Flinders was appointed to command the expedition to 'New Holland for the purpose of making a complete examination and survey' of the southern and northern coasts. If time permitted he was to also examine 'the whole of the remainder of the west and the north-west'. For three years Flinders did his utmost to carry out the Admiralty's orders, successfully circumnavigating the continent of Australia and returning to Port Jackson in 1803.

With the INVESTIGATOR condemned as unseaworthy, Flinders set sail in the PORPOISE to England in 1803 and was wrecked on uncharted reefs (now called Wreck Reef) off the Queensland coast. HMS CATO and the East India Company ship BRIDGEWATER accompanied the PORPOISE; CATO was also wrecked but the BRIDGEWATER was lucky - however, the captain deemed it too dangerous to get close and search for survivors and continued his journey to Asia - where he reported the loss of both ships and all crew.

With 13 men Flinders sailed back to Sydney in the ship's cutter to get help - a remarkable 1,127 km (700 mile) journey. He set sail in another vessel - the CUMBERLAND - and rescued the survivors (ROLLA and FRANCIS accompanied him to Wreck Reef). The crews from both ships had survived.

Flinders continued his voyage to England but was forced to stop in December 1803 at Ile de France (Mauritius) for supplies and repairs. England was back at war with France and he was detained as a suspected spy for seven years. During this time he completed work on his charts and narrative and wrote a paper on a method of compensating for compass deviations caused by iron in a ship.

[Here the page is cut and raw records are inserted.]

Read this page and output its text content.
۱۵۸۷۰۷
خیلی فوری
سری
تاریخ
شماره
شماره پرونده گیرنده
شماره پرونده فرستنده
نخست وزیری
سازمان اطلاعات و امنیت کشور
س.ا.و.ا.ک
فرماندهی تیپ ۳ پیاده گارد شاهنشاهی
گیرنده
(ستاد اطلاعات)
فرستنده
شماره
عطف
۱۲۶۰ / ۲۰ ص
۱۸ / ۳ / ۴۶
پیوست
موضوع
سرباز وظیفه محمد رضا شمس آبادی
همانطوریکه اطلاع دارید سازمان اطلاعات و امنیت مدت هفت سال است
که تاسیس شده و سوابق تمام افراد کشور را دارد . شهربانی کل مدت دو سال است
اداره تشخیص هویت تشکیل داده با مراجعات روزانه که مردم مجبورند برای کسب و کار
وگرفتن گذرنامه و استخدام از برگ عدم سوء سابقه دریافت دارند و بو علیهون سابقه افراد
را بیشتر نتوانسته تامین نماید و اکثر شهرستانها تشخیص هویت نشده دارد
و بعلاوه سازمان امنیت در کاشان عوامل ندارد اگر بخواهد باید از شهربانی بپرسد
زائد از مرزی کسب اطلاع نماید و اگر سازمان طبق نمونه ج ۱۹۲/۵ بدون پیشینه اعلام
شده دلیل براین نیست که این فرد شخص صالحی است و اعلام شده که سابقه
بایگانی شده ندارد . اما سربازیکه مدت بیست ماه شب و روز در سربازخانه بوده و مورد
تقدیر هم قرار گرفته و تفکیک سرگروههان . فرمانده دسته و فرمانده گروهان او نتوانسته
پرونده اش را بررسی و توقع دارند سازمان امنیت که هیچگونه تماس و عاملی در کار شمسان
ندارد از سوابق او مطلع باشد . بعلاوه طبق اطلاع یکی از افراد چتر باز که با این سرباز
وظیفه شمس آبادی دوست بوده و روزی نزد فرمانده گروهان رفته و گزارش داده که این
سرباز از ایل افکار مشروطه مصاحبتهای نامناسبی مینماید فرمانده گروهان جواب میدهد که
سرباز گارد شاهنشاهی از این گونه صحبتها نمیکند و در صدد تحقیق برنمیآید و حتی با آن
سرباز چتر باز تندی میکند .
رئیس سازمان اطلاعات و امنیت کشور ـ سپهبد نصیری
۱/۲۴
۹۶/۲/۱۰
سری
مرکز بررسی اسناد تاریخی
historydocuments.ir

Released finally in 1810 (even though the Governor of Mauritius, General De Caen, had received papers ordering his release in 1807), he returned to his family and threw himself into the production of his three volumes of 'A Voyage to Terra Australis'. Appointed Post Captain on his return in October 1810, Flinders developed the first method of compensating for compass deviations which were caused by iron in a ship. The Admiralty instructed him to continue proving his theory when he returned to England. His device was called the Flinders' bar and is in use today on many ships. He also completed 'A Voyage to Terra Australis'. It was published in 1814 but Flinders never saw it - some say he died the very day it was released.

Matthew Flinders was survived by his wife Ann and daughter Anne (born 12 April 1812). He was only 40 when he died and his wife outlived him by 38 years.

He was the first to consistently use the term 'Australia' and to confirm that the west (New Holland) and the east (New South Wales) were part of the one landmass. His charts became the basis of the Australian hydrographic record.